This post is inspired by a conversation I had with one of my BFFs last night when I really should have been asleep but I was wired from a late night workout and watching the show Scandal (if you watch the show I am sure that you can relate to Scandal-induced insomnia). Anyway, in our conversation I was talking about a person who I was recently seeing. I will the divulge the details of why we parted ways to protect his privacy. I was reflecting on some of my unresolved thoughts and feelings and how I didn't feel enough closure. By the end of the conversation I noticed a pattern in my past relationships. I always feel a longing for a sense of closure, aka being able to say everything that I didn't like about the relationship veiled as a way of preventing the person who I was dating from making the same mistakes with someone else. But I know even if I said everything I wanted to, it wouldn't make myself feel any better. But by the end of this conversation I thought maybe there is an equally important point that I am missing. I began asking myself who's going to fight for me?
Let me further explain this question. I have long championed myself as being a fighter. I still remember writing my law school admissions essay comparing myself to Muhammad Ali and my passion of fighting for others. My commitment to public service is a reflection of my fighter status. I fight for my friends, I fight for my family, I fight for my opinions and for my beliefs.
But at the end of the day being a fighter is lonely. Sometimes I get tired of fighting. Sometimes I wish life were like the WWE where I could tag someone else in so that I can take a break. Sometimes, I just want someone to fight for me like I fight for them.

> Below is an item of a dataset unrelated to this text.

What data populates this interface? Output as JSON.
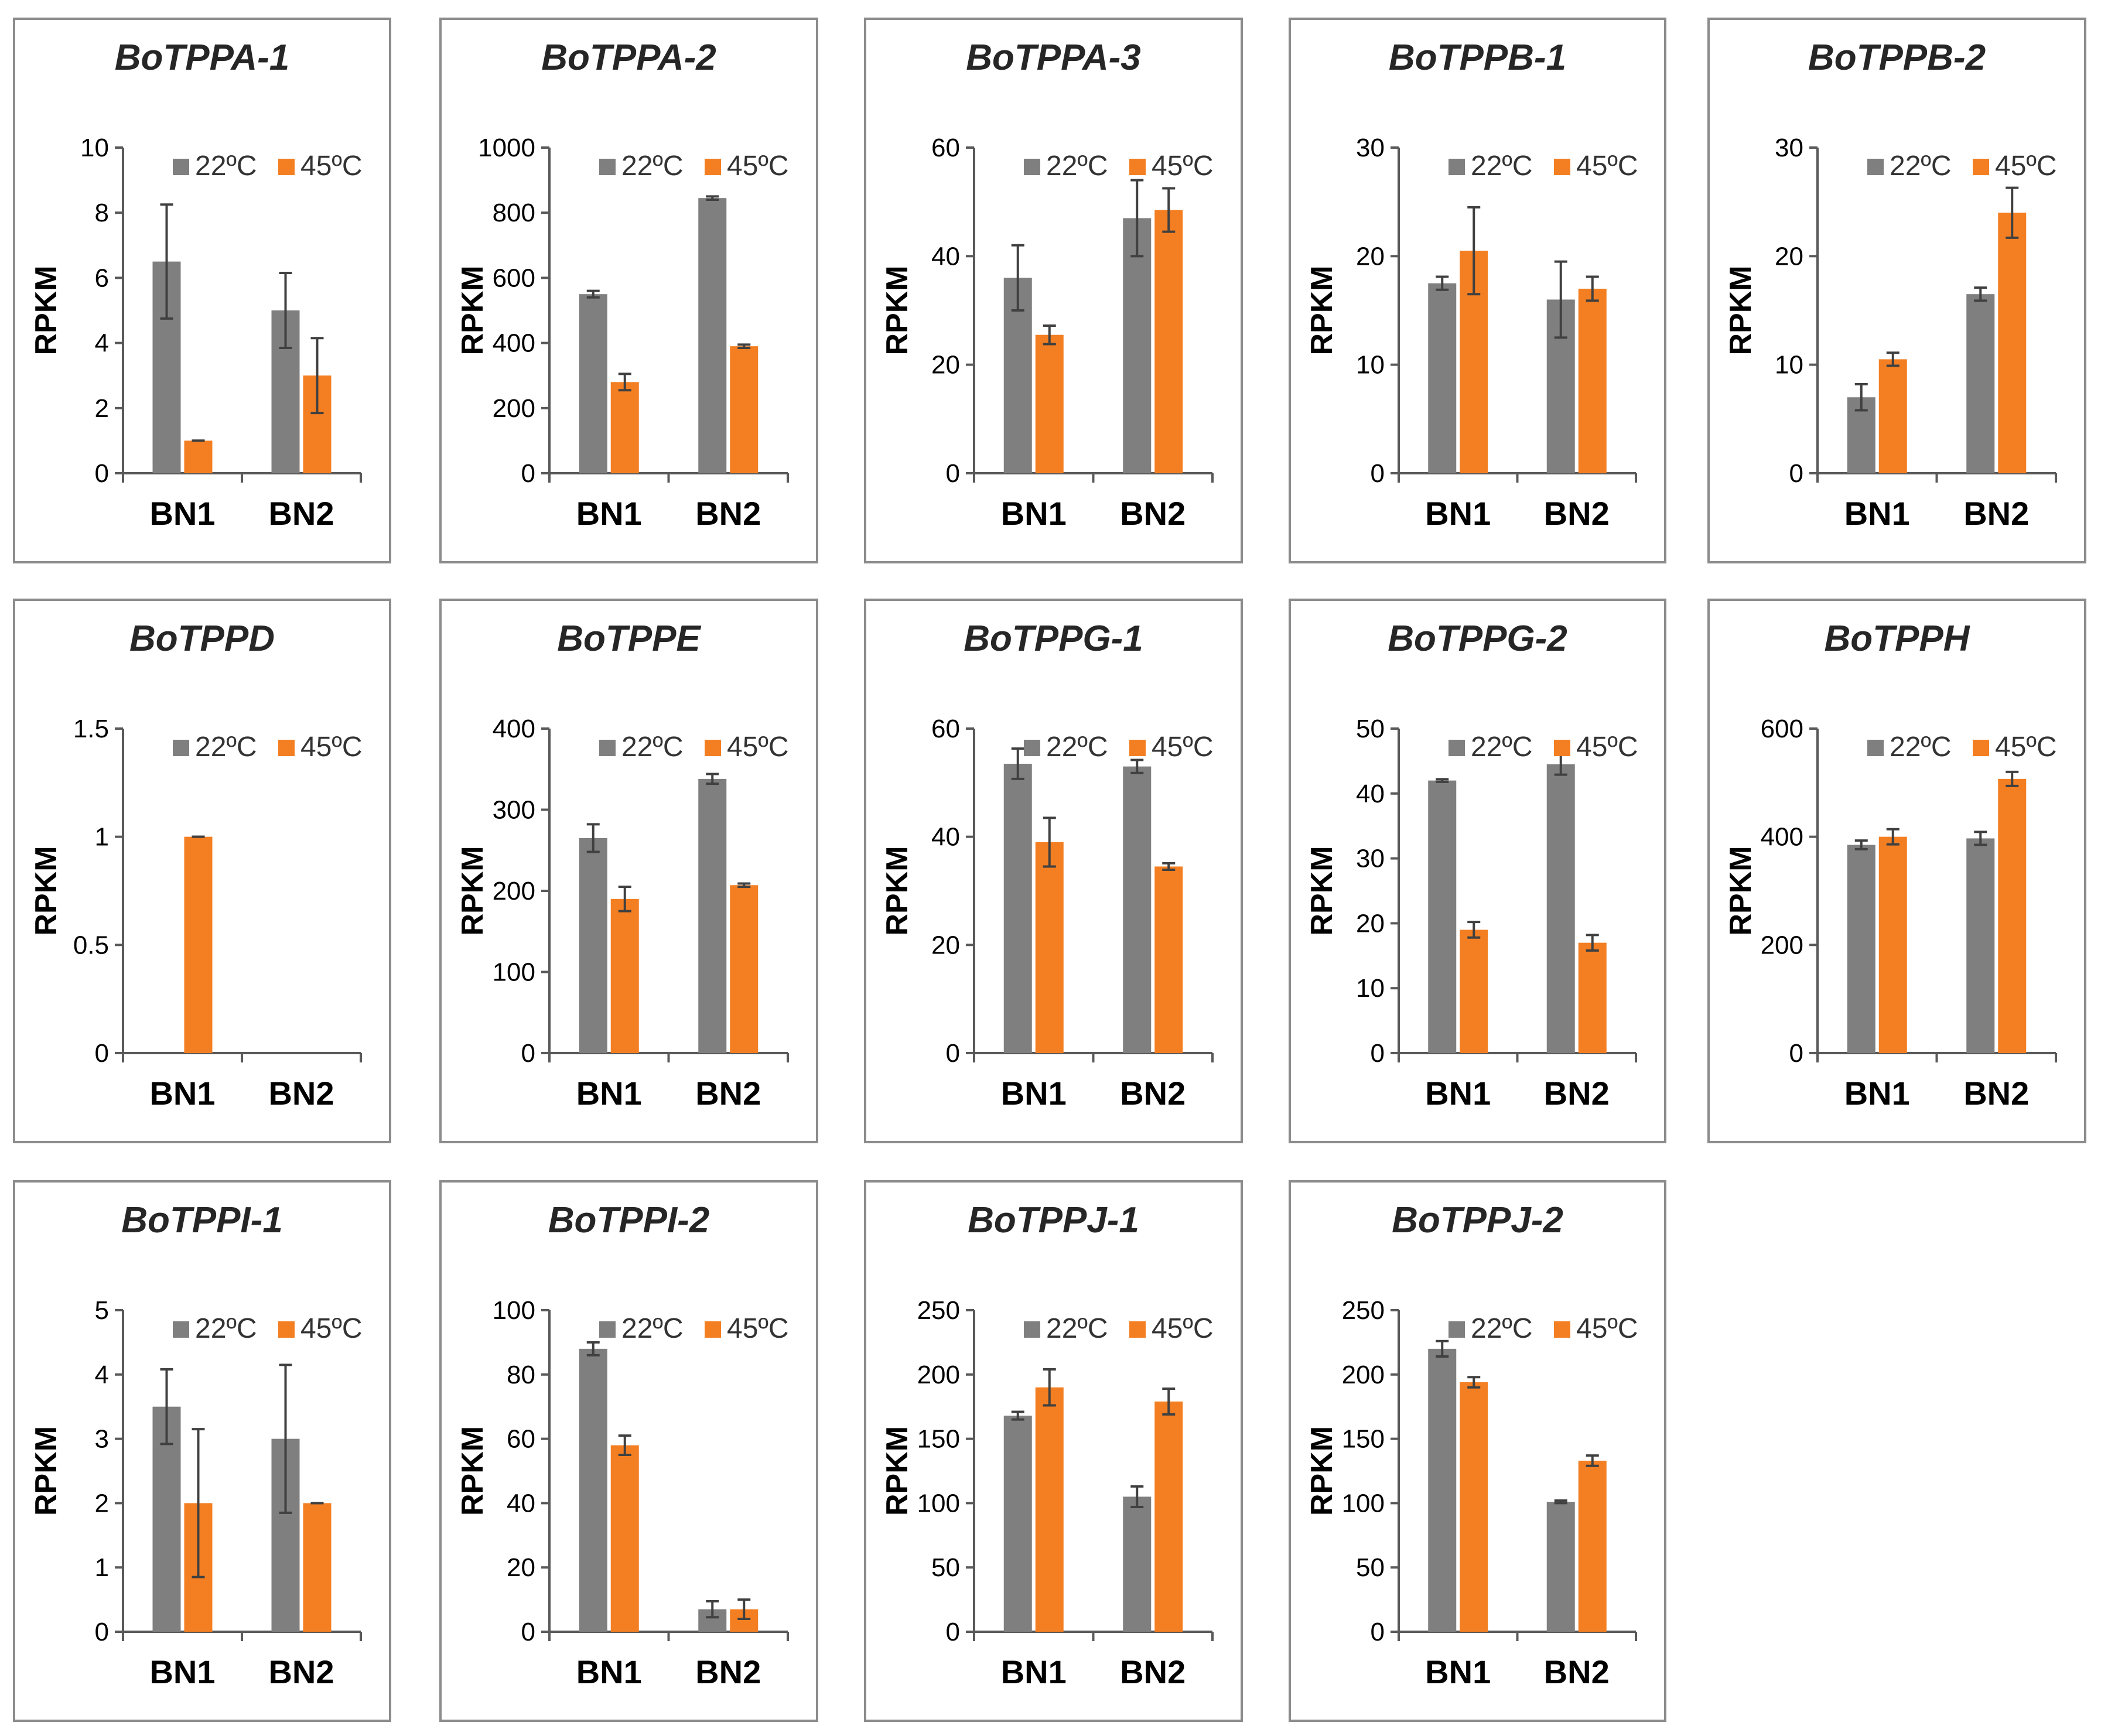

Who's going to fight for me? This is the question that I often ask myself at the end of a relationship. So often I feel like every relationship fades with little effort from my other half. Me, I will fight until I am exhausted when I feel like it is the right thing to fight for. But for those who I have dated, few if any, have actually fought to make the relationship work. While I should take it as a reflection of them, I instead internalize their lack of urgency. It makes me feel that maybe I am not worthy of someone fighting for. I began to question if there is something wrong with me. Did they not realize that I am not a hard rock but really a gem? Did they not understand this fabulousness that they were letting go?
I might be temporarily phased but I am never down for too long. Those others didn't want to fight for me, and that is a blessing for me. I know that there is someone out there who will fight for me, I just need to be patient, I just need to remain faithful.